Biologic medicines continue to change the lives of more and more people across the world. However, with molecules becoming increasingly complex, that means developing the correct manufacturing process is not easy. I have worked within the industry for over 15 years on viral vaccines, anti-drug antibodies, and therapeutic proteins. I have focused on current good manufacturing practice (cGMP) manufacturing, upstream process development, immunoassay, and scale-up. I have been able to develop processes for over one dozen molecules.
I often think about what makes a process “good” or “optimised” – and where the pitfalls are. An optimised process, in my opinion, produces highly purified materials from a minimum amount of batches. Clinical timelines are met and you are prepared for commercial launch, while cost, quality, and supply are managed. An optimised process also must minimise chances of failure, streamline operations, and improve robustness and consistency. Engineering controls must be considered as well, to prevent contamination events or the introduction of adventitious agents. All of this should result in long-term successful manufacturing.
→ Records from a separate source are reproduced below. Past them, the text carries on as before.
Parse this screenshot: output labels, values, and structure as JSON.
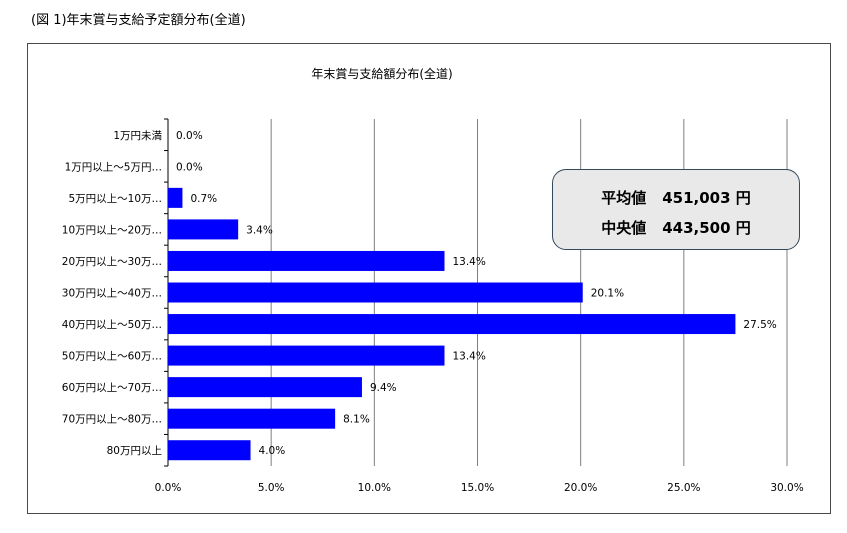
{
  "figure_caption": "(図 1)年末賞与支給予定額分布(全道)",
  "stats": {
    "mean_label": "平均値",
    "mean_value": "451,003 円",
    "median_label": "中央値",
    "median_value": "443,500 円"
  },
  "colors": {
    "bar": "#0000ff",
    "grid": "#7f7f7f"
  },
  "chart_data": {
    "type": "bar",
    "orientation": "horizontal",
    "title": "年末賞与支給額分布(全道)",
    "categories": [
      "1万円未満",
      "1万円以上～5万円…",
      "5万円以上～10万…",
      "10万円以上～20万…",
      "20万円以上～30万…",
      "30万円以上～40万…",
      "40万円以上～50万…",
      "50万円以上～60万…",
      "60万円以上～70万…",
      "70万円以上～80万…",
      "80万円以上"
    ],
    "values": [
      0.0,
      0.0,
      0.7,
      3.4,
      13.4,
      20.1,
      27.5,
      13.4,
      9.4,
      8.1,
      4.0
    ],
    "value_labels": [
      "0.0%",
      "0.0%",
      "0.7%",
      "3.4%",
      "13.4%",
      "20.1%",
      "27.5%",
      "13.4%",
      "9.4%",
      "8.1%",
      "4.0%"
    ],
    "xlim": [
      0,
      30
    ],
    "x_ticks": [
      0,
      5,
      10,
      15,
      20,
      25,
      30
    ],
    "x_tick_labels": [
      "0.0%",
      "5.0%",
      "10.0%",
      "15.0%",
      "20.0%",
      "25.0%",
      "30.0%"
    ],
    "grid": true,
    "legend": "none"
  }
}
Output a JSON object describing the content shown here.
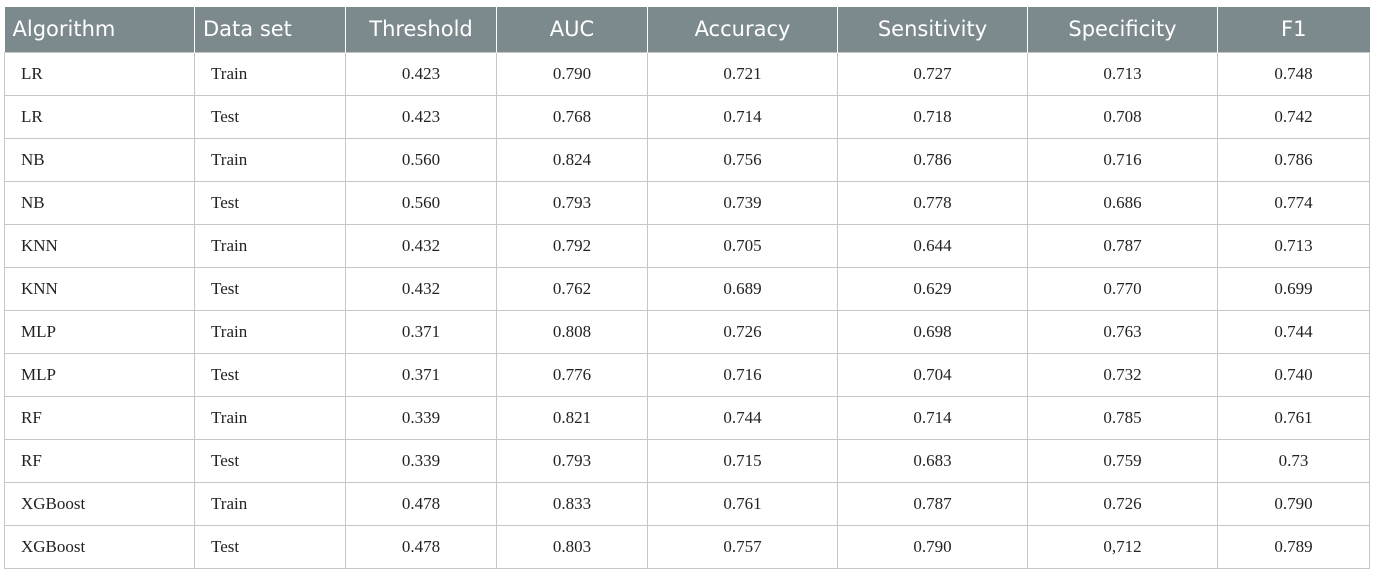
{
  "table": {
    "headers": [
      "Algorithm",
      "Data set",
      "Threshold",
      "AUC",
      "Accuracy",
      "Sensitivity",
      "Specificity",
      "F1"
    ],
    "rows": [
      [
        "LR",
        "Train",
        "0.423",
        "0.790",
        "0.721",
        "0.727",
        "0.713",
        "0.748"
      ],
      [
        "LR",
        "Test",
        "0.423",
        "0.768",
        "0.714",
        "0.718",
        "0.708",
        "0.742"
      ],
      [
        "NB",
        "Train",
        "0.560",
        "0.824",
        "0.756",
        "0.786",
        "0.716",
        "0.786"
      ],
      [
        "NB",
        "Test",
        "0.560",
        "0.793",
        "0.739",
        "0.778",
        "0.686",
        "0.774"
      ],
      [
        "KNN",
        "Train",
        "0.432",
        "0.792",
        "0.705",
        "0.644",
        "0.787",
        "0.713"
      ],
      [
        "KNN",
        "Test",
        "0.432",
        "0.762",
        "0.689",
        "0.629",
        "0.770",
        "0.699"
      ],
      [
        "MLP",
        "Train",
        "0.371",
        "0.808",
        "0.726",
        "0.698",
        "0.763",
        "0.744"
      ],
      [
        "MLP",
        "Test",
        "0.371",
        "0.776",
        "0.716",
        "0.704",
        "0.732",
        "0.740"
      ],
      [
        "RF",
        "Train",
        "0.339",
        "0.821",
        "0.744",
        "0.714",
        "0.785",
        "0.761"
      ],
      [
        "RF",
        "Test",
        "0.339",
        "0.793",
        "0.715",
        "0.683",
        "0.759",
        "0.73"
      ],
      [
        "XGBoost",
        "Train",
        "0.478",
        "0.833",
        "0.761",
        "0.787",
        "0.726",
        "0.790"
      ],
      [
        "XGBoost",
        "Test",
        "0.478",
        "0.803",
        "0.757",
        "0.790",
        "0,712",
        "0.789"
      ]
    ]
  },
  "colors": {
    "header_background": "#7c8a8e",
    "header_text": "#ffffff",
    "grid_line": "#c7c7c7"
  }
}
This is of course easier said than done. The bioprocessing workflow involves so many different crucial areas, so it can be difficult to know where you should focus your efforts. I believe that success usually comes taking a more measured approach as well as balancing the trade-offs that come with speed-to-clinic and process optimisation that are customised to meet your specific molecule needs.
You can focus on a number of different areas in order to optimise your upstream process performance. However, balance is quite important as well. Achieving the highest titer is not always key. For example, it might be sensible to develop a process where a 5 g/L titer can be achieved instead of an ideal set of conditions being identified that are necessary for achieving a 7 g/L. If that is necessary for the process to operate exactly right, then even a small deviation might result in titers that are a lot lower than the initial 5 g/L and they may possibly fail.
Overall, I think that throughout the optimisation process there are three main questions that must be asked:
How can we simplify the process?
Something that can be easily run on a small scale in a lab may result in unnecessary variabiliy and risk within large-scale GMP environments. If a complex feeding strategy is replaced with one that is more simplified, it may help to reduce the risk of failure. When closed systems are used rather than open manipulations, it can also help to lower the risk of contamination. When cell expansion or media preparation is streamlined, it can help to reduce variability.
What can be done to ensure consistent performance?
When a commercial manufacturing process is used, more batches need to be run. At this point, consistency and robustness are key – especially if your goal is commercially manufacturing multiple batches each month, or perhaps dozens each year.
How does the upstream impact the downstream?
It is essential to consider the downstream implications on your upstream process to make sure the material that is being produced can be purified downstream consistently.
How to manage quality and supply
Needing to have quality raw materials is associated with another important thing that needs to be considered: assurance of having a consistent supply. Having to deal with a stock-out is something no one wants – including biopharmaceutical companies and suppliers. Throughout biological process development, you must consider how reliable your raw material supply chain is. It is critical to have supply continuity.